Annulieren statt scheiden

Chile ist das einzige christliche Land der Welt, in dem die Ehe unauflösbar ist – nachdem auch das katholische Irland mittlerweile über ein Scheidungsrecht verfügt. Die ChilenInnen hindert dies freilich nicht, den Bund fürs Leben mit einem juristischen Trick vorzeitig zu beenden. Laut offizieller Statistik werden in dem Andenland jährlich 6.500 Ehen „annuliert“. Um das Jawort für immer aus dem Register des Standesamtes zu tilgen, reicht es aus, mit Hilfe von ZeugInnen den Familienrichter davon zu überzeugen, daß die Ehe unter falschen Voraussetzungen zustande gekommen ist. Als Annulierungsgründe werden die Angabe eines falschen Wohnsitzes oder die Heirat in einem nicht zuständigen Standesamt akzeptiert.

Die „Annulation“ einer Ehe ist jedoch ein Privileg der Wohlhabenden und begünstigt den wirtschaftlich einflußreicheren Ehepartner. Für die Hälfte der 14 Millionen ChilenInnen, die laut offizieller Statistik mit monatlich höchstens 800 Dollar auskommen müssen, sind die Anwaltskosten für eine „Annulierung“ unerschwinglich. Mangels Scheidungsrecht gibt es in Chile auch keine eindeutigen Regelungen zur Unterhaltspflicht, worunter insbesondere alleinerziehende Mütter leiden. Die Hälfte aller Frauen, die bei der öffentlichen Rechtsberatung für Frauen (CIDEM) vorsprechen, sind „geschiedene“ Mütter mit Kindern, die vergeblich auf Unterhaltszahlungen beim Ex- Mann dringen. Bereits 600.000 Familienhaushalte werden in Chile von Frauen angeführt.

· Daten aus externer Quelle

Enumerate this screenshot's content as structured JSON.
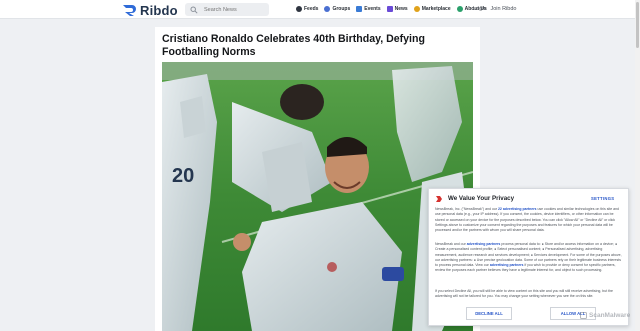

Bezeichnenderweise beeinträchtigt die Unauflösbarkeit der Ehe nicht den Heiratswillen der ChilenInnen. Nach einer Umfrage des Frauenministeriums aus dem Jahr 1993 gaben 70 Prozent aller Befragten an, heiraten zu wollen. Die gleiche Anzahl sprach sich jedoch auch für das Recht auf Scheidung aus.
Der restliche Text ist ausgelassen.